So I have this string "nmmaddammhelloollehdertr", if we split the string into x = "nmmaddamm" and y = "helloollehdertr" we could find the LPS to be x = "mmaddamm" and y = "helloolleh". We know that this is the biggest palindrome as x has a length of 8, and y has a length of 10. 10 * 8 = 80
I attempted this problem by using dynamic programming with Longest Palindromic Subsequence, noting that I need to split the string at a pivot point creating two strings with the longest size.
A brute-force approach was to try every single palindrome for each subsequence, and that was my attempt:
using System;
namespace Palindrome
{
class Program
{
static void Main(string[] args)
{
Console.WriteLine(GetLongestPalindrome("nmmaddammhelloollehdertr"));
}
static int GetLongestPalindrome(string s)
{
int longest = 1;
for (int i = 0; i < s.Length; ++i)
longest = Math.Max(longest, GetLongestPalindromeHelper(s.Substring(0, i)) * GetLongestPalindromeHelper(s.Substring(i)));
return longest;
}
static int GetLongestPalindromeHelper(string str)
{
if (str.Length == 0)
return 1;
/*
* For a str = "madeam"
* || 0 | 1 | 2 | 3 | 4 | 5 ||
* _____|| m | a | d | e | a | m ||
* | 0 m || 1 | 1 | 1 | 1 | 1 |_5_||
* | 1 a || 0 | 1 | 1 | 1 |_3_| 3 ||
* | 2 d || 0 | 0 |_1_| 1 | 1 | 1 ||
* | 3 e || 0 | 0 | 0 | 1 | 1 | 1 ||
* | 4 a || 0 | 0 | 0 | 0 | 1 | 1 ||
* | 5 m || 0 | 0 | 0 | 0 | 0 | 1 ||
*
*/
int[,] matrix = new int[str.Length, str.Length];
// i -> row
// j -> column
// windowSize -> the numbers of chars in the window
// each character is a palindrome with a length 1
for (int i = 0; i < str.Length; ++i)
matrix[i, i] = 1;
// we handled windowSize 1, so we start at 2
for (int windowSize = 2; windowSize <= str.Length; ++windowSize)
{
for (int i = 0, j = windowSize - 1; i < str.Length - windowSize + 1; ++i, j = i + windowSize - 1)
{
if (str[i] == str[j])
matrix[i, j] = matrix[i + 1, j - 1] + 2;
else
matrix[i, j] = Math.Max(matrix[i, j - 1], matrix[i + 1, j]);
}
}
return matrix[0, str.Length - 1];
}
}
}
However, I am sure there is a better way to do this, but I do not know how.
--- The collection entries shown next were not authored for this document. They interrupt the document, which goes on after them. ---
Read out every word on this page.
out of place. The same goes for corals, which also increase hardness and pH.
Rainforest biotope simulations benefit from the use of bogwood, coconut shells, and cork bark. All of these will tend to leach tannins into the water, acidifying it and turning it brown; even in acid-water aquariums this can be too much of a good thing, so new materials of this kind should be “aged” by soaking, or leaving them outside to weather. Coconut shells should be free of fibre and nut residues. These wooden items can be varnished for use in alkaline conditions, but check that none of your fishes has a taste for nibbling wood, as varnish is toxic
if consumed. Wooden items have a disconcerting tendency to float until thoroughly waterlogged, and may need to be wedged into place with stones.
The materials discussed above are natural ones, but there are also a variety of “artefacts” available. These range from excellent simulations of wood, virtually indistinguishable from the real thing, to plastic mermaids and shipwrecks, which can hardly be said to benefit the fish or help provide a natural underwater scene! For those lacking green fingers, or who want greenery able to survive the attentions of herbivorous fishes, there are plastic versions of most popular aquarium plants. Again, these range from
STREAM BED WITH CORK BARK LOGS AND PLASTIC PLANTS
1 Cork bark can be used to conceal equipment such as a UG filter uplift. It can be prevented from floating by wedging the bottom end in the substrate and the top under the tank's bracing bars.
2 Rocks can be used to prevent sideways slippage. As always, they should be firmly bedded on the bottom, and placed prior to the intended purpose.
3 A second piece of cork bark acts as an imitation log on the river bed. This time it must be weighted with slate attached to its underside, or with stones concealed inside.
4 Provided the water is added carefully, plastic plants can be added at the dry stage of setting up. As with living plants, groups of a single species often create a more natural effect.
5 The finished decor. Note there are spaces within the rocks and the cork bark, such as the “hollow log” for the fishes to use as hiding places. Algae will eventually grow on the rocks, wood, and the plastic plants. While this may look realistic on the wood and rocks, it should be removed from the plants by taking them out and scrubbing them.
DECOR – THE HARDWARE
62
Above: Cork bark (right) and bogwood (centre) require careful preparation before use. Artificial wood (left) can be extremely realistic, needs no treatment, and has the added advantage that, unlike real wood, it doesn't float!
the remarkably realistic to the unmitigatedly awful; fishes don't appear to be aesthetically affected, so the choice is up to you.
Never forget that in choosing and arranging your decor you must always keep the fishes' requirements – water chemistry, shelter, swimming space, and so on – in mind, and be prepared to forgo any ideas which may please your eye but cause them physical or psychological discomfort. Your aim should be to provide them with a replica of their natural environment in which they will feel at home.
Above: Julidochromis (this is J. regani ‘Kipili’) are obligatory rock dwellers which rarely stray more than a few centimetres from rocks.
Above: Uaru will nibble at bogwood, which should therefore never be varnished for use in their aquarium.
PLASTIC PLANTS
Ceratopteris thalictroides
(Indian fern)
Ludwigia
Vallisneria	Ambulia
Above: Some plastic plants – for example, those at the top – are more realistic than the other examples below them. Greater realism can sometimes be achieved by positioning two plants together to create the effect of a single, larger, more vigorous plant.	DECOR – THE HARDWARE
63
Any advice? Also, anyone could point out what the complexity of my code is?
Thanks!
You can do Manacher's Algorithm in Linear time and get the length of all the palindromes. After that, you can process the length to get the maximum length from left and from right, and then with one final loop, you can get your answer.
The total complexity will be O(n).
There are many helpful resources for Manacher's Algorithm including these links:
good explanation, Animation
static void Main(String[] args) {
string s = "nmmaddammhelloollehdertr";
long ans = Manacher(s, s.Length);
Console.WriteLine(ans);
}
static long Manacher(string s, int N) {
int i, j, k, rp;
int[,] R = new int[2, N + 1];
// rp is the palindrome radius
// R is a table for storing results (2 rows for even and odd length palindromes)
// store the maximum length of the palindromes from left and from right here
int[] MaxFromLeft = new int[N];
int[] MaxFromRight = new int[N];
for (i = 0; i < N; i++) {
MaxFromLeft[i] = 1;
MaxFromRight[i] = 1;
}
// insert guards to iterate easily
// without having to check going out of index range
s = "@" + s + "#";
for (j = 0; j <= 1; j++) {
R[j, 0] = rp = 0; i = 1;
while (i <= N) {
while (s[i - rp - 1] == s[i + j + rp]) rp++;
R[j, i] = rp;
k = 1;
while ((R[j, i - k] != rp - k) && (k < rp)) {
R[j, i + k] = Math.Min(R[j, i - k], rp - k);
k++;
}
rp = Math.Max(rp - k, 0);
i += k;
}
}
s = s.Substring(1, N);
int len // length of the palindrome
, st // start index
, end; // end index;
for (i = 1; i <= N; i++) {
for (j = 0; j <= 1; j++)
for (rp = R[j, i]; rp > 0; rp--) {
len = 2 * rp + j;
st = i - rp - 1;
end = st + len - 1;
// update the maximum length
MaxFromRight[st] = Math.Max(MaxFromRight[st], len);
MaxFromLeft[end] = Math.Max(MaxFromLeft[end], len);
}
}
// get the accumulative maximums
// to avoid doing a second loop inside
for (i = N - 2, j = 1; i > 1; i--, j++) {
MaxFromRight[i] = Math.Max(MaxFromRight[i], MaxFromRight[i + 1]);
MaxFromLeft[j] = Math.Max(MaxFromLeft[j], MaxFromLeft[j - 1]);
}
long ans = 0;
for (i = 0; i < N - 1; i++) {
ans = Math.Max(ans, MaxFromLeft[i] * MaxFromRight[i + 1]);
}
return ans;
}